BREAKING: In a move that ends a protracted hostile takeover attempt, Carl Icahn and Lionsgate have announced that Icahn and his son Brett will sell up to 44,161,971 shares of Lionsgate common stock, which is virtually the entire stake held by the family. Both Lionsgate and Icahn in turn have dropped the various litigation between them. Those shares will be sold for $7, which is below the $7.52 that the stock was worth at the market close today.

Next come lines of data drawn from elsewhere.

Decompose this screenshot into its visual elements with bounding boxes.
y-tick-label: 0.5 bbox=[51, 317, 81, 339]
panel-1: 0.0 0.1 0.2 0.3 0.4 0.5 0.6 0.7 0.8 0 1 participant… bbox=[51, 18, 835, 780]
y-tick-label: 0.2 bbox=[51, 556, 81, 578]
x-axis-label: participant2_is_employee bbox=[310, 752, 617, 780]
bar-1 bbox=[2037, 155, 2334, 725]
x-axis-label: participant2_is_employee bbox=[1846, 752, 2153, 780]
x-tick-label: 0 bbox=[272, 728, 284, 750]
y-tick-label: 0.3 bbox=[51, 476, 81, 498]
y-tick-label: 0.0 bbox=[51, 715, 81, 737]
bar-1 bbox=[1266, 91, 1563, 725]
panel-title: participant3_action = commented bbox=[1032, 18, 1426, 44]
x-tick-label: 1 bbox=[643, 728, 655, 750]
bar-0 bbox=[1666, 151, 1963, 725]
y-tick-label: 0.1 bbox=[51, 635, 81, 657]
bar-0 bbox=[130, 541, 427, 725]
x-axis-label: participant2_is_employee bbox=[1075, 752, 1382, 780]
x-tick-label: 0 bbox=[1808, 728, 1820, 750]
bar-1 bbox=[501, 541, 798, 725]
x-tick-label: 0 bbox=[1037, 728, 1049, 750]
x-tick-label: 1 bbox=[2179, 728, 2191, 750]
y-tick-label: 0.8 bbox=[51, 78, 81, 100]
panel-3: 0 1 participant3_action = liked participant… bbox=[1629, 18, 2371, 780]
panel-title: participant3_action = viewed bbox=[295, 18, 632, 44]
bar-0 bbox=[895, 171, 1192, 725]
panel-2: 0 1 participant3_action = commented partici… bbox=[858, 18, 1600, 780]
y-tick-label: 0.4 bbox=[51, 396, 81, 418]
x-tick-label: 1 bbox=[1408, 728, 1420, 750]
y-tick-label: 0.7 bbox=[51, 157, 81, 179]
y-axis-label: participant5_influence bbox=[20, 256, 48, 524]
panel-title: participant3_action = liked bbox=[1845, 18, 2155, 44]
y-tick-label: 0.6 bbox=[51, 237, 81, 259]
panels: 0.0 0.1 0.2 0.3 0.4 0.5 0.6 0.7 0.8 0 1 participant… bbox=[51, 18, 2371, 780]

Through a series of tender offers that ranged from $6 per share to $7.50, Icahn accumulated a total of 33.2% control of Lionsgate, blasting the company’s management every step of the way as he tried to oust the company’s board. Those shares will fall into the hands of Lionsgate’s largest shareholders in a series of transactions that will take place over the next 35 business days. Right away, Lionsgate has bought 11,040,493 shares for $7 each. Another 11 million shares will be bought by one or more affiliates of MHR Fund Management LLC, which is controlled by Mark H. Rachesky, a Lionsgate director whose moves during the takeover battle helped management keep Icahn from accumulating enough shares to win a proxy battle.
This was good news for Lionsgate and comes just a few days after the independent film/TV company seemed vulnerable going into a Sept. 13 board meeting because its latest release, Conan the Barbarian, had done so poorly at the box office. Icahn bought 702,877 shares on Aug. 12, making this a surprise surrender for the wannabe movie mogul.
“We believe that this accretive and antidilutive transaction is in the best interests of all Lionsgate shareholders, and it allows the company to continue to focus on the execution of its longterm business plan,” said Lionsgate co-chairman and CEO Jon Feltheimer.
Icahn, who at one time seemed determined to wrest control of Lionsgate and merge it with MGM, said, “As some have noted, my own “slate” is pretty full at the time, and I therefore determined that it is a good time to exit.”